But is that the end of the discussion? Here are the arguments from both sides:

 

"Child Who is Blind"

  • Language matters. They way we speak about people and things informs our thoughts and attitudes, as well as society's in general. We need to start somewhere in advocating for awareness and understanding about blindness, and a good place to start is with our words.
  • A child is a child first. Blindness does not define a child, it's just an aspect of their experience, and, like all kids, children who are blind want to play, have fun, be loved. If we place the blindness first we may lose sight of the child and their personality.
  • Jessica Kovacs writes about People First Language on her blog, Thomas Marshall Does it All. She says, "It may seem small, but it makes a difference. Put the person first, that’s the point of people first language. Labeling people is unhealthy and distances us from each other. It points out how we are different instead of starting with how we are all like.... My son is a child first, and blind second."

 

"Blind Child"

  • The phrase "child who is blind" is long and doesn't sound like natural language. Depending on the context, it can sound forced, making for awkward social encounters.
  • Relegating the word "blind" to always be secondary places an implied stigma on blindness. We don't ask people to say "student who is a preschooler" rather than "preschool student." Why?
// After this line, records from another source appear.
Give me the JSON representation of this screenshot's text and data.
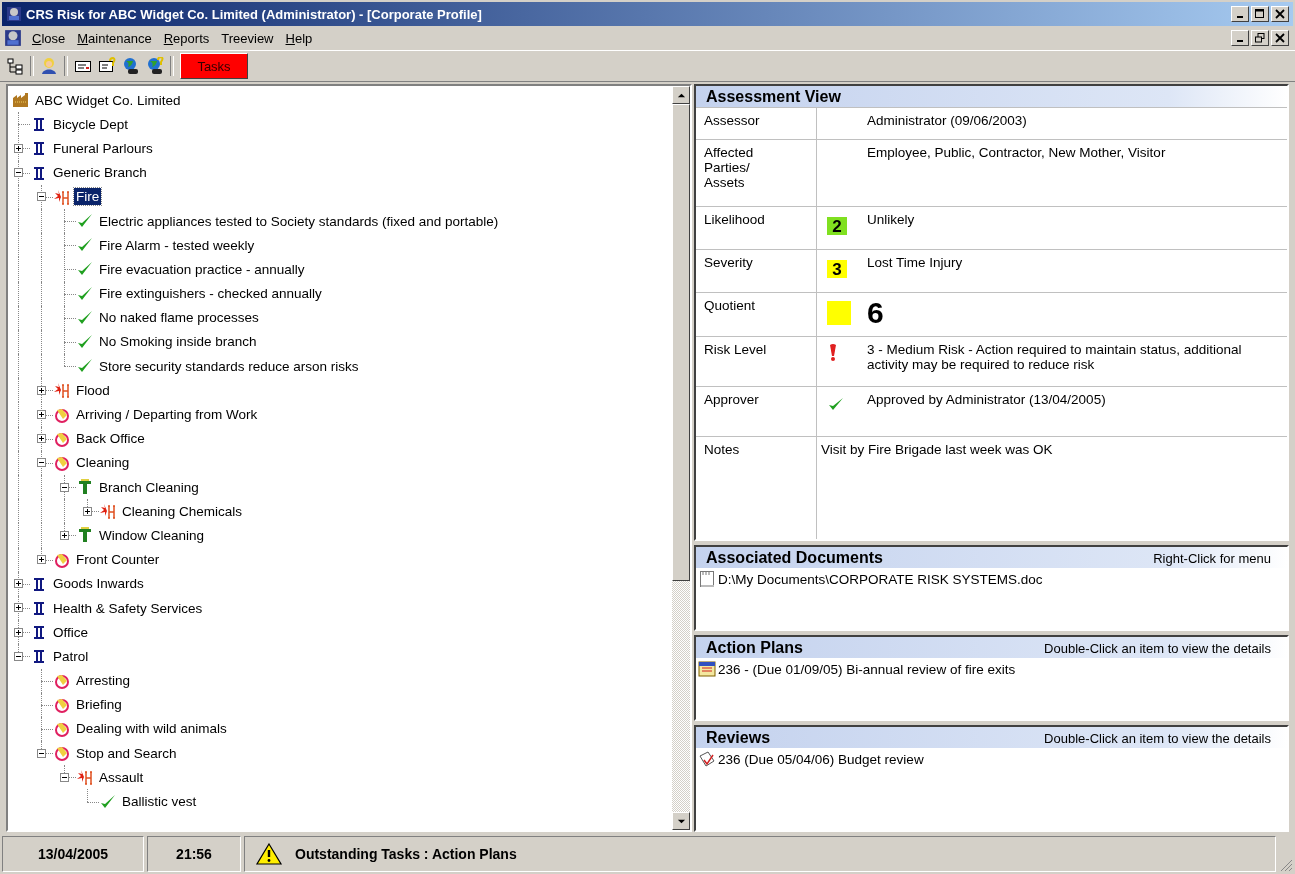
{
  "window": {
    "title": "CRS Risk for ABC Widget Co. Limited (Administrator) - [Corporate Profile]"
  },
  "menu": [
    {
      "label": "Close",
      "mnemonic": true
    },
    {
      "label": "Maintenance",
      "mnemonic": true
    },
    {
      "label": "Reports",
      "mnemonic": true
    },
    {
      "label": "Treeview",
      "mnemonic": false
    },
    {
      "label": "Help",
      "mnemonic": true
    }
  ],
  "toolbar": {
    "tasks_button": "Tasks"
  },
  "tree": [
    {
      "label": "ABC Widget Co. Limited",
      "kind": "org",
      "selected": false,
      "children": [
        {
          "label": "Bicycle Dept",
          "kind": "branch",
          "selected": false
        },
        {
          "label": "Funeral Parlours",
          "kind": "branch",
          "selected": false,
          "expanded": false
        },
        {
          "label": "Generic Branch",
          "kind": "branch",
          "selected": false,
          "expanded": true,
          "children": [
            {
              "label": "Fire",
              "kind": "hazard",
              "selected": true,
              "expanded": true,
              "children": [
                {
                  "label": "Electric appliances tested to Society standards (fixed and portable)",
                  "kind": "control",
                  "selected": false
                },
                {
                  "label": "Fire Alarm - tested weekly",
                  "kind": "control",
                  "selected": false
                },
                {
                  "label": "Fire evacuation practice - annually",
                  "kind": "control",
                  "selected": false
                },
                {
                  "label": "Fire extinguishers - checked annually",
                  "kind": "control",
                  "selected": false
                },
                {
                  "label": "No naked flame processes",
                  "kind": "control",
                  "selected": false
                },
                {
                  "label": "No Smoking inside branch",
                  "kind": "control",
                  "selected": false
                },
                {
                  "label": "Store security standards reduce arson risks",
                  "kind": "control",
                  "selected": false
                }
              ]
            },
            {
              "label": "Flood",
              "kind": "hazard",
              "selected": false,
              "expanded": false
            },
            {
              "label": "Arriving / Departing from Work",
              "kind": "activity",
              "selected": false,
              "expanded": false
            },
            {
              "label": "Back Office",
              "kind": "activity",
              "selected": false,
              "expanded": false
            },
            {
              "label": "Cleaning",
              "kind": "activity",
              "selected": false,
              "expanded": true,
              "children": [
                {
                  "label": "Branch Cleaning",
                  "kind": "task",
                  "selected": false,
                  "expanded": true,
                  "children": [
                    {
                      "label": "Cleaning Chemicals",
                      "kind": "hazard",
                      "selected": false,
                      "expanded": false
                    }
                  ]
                },
                {
                  "label": "Window Cleaning",
                  "kind": "task",
                  "selected": false,
                  "expanded": false
                }
              ]
            },
            {
              "label": "Front Counter",
              "kind": "activity",
              "selected": false,
              "expanded": false
            }
          ]
        },
        {
          "label": "Goods Inwards",
          "kind": "branch",
          "selected": false,
          "expanded": false
        },
        {
          "label": "Health & Safety Services",
          "kind": "branch",
          "selected": false,
          "expanded": false
        },
        {
          "label": "Office",
          "kind": "branch",
          "selected": false,
          "expanded": false
        },
        {
          "label": "Patrol",
          "kind": "branch",
          "selected": false,
          "expanded": true,
          "children": [
            {
              "label": "Arresting",
              "kind": "activity",
              "selected": false
            },
            {
              "label": "Briefing",
              "kind": "activity",
              "selected": false
            },
            {
              "label": "Dealing with wild animals",
              "kind": "activity",
              "selected": false
            },
            {
              "label": "Stop and Search",
              "kind": "activity",
              "selected": false,
              "expanded": true,
              "children": [
                {
                  "label": "Assault",
                  "kind": "hazard",
                  "selected": false,
                  "expanded": true,
                  "children": [
                    {
                      "label": "Ballistic vest",
                      "kind": "control",
                      "selected": false
                    }
                  ]
                }
              ]
            }
          ]
        }
      ]
    }
  ],
  "assessment": {
    "title": "Assessment View",
    "rows": [
      {
        "label": "Assessor",
        "kind": "text",
        "value": "Administrator (09/06/2003)"
      },
      {
        "label": "Affected Parties/ Assets",
        "kind": "text",
        "value": "Employee, Public, Contractor, New Mother, Visitor"
      },
      {
        "label": "Likelihood",
        "kind": "badge",
        "badge": "2",
        "color": "#80e020",
        "value": "Unlikely"
      },
      {
        "label": "Severity",
        "kind": "badge",
        "badge": "3",
        "color": "#ffff00",
        "value": "Lost Time Injury"
      },
      {
        "label": "Quotient",
        "kind": "quotient",
        "color": "#ffff00",
        "value": "6"
      },
      {
        "label": "Risk Level",
        "kind": "warning",
        "value": "3 - Medium Risk - Action required to maintain status, additional activity may be required to reduce risk"
      },
      {
        "label": "Approver",
        "kind": "approved",
        "value": "Approved by Administrator (13/04/2005)"
      },
      {
        "label": "Notes",
        "kind": "notes",
        "value": "Visit by Fire Brigade last week was OK"
      }
    ]
  },
  "panels": [
    {
      "title": "Associated Documents",
      "hint": "Right-Click for menu",
      "kind": "document",
      "items": [
        "D:\\My Documents\\CORPORATE RISK SYSTEMS.doc"
      ]
    },
    {
      "title": "Action Plans",
      "hint": "Double-Click an item to view the details",
      "kind": "plan",
      "items": [
        "236 - (Due 01/09/05) Bi-annual review of fire exits"
      ]
    },
    {
      "title": "Reviews",
      "hint": "Double-Click an item to view the details",
      "kind": "review",
      "items": [
        "236 (Due 05/04/06) Budget review"
      ]
    }
  ],
  "status_bar": {
    "date": "13/04/2005",
    "time": "21:56",
    "message": "Outstanding Tasks : Action Plans"
  }
}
Because there is nothing inherently bad with being in preschool. So when we do this with disability labels like blindness, are we saying that there is something inherently bad in being blind?
  • It's one thing to make the decision to use person first language yourself, but another thing entirely to ask others to do it as well. Asking a blind person or a family with a blind child to use "preferred" language takes away their own agency to define themselves, which goes against the whole point of person first language.

 

I don't know that I would go so far as to say that this is a controversy or debate, but there are definitely two sides to this issue. What do you think?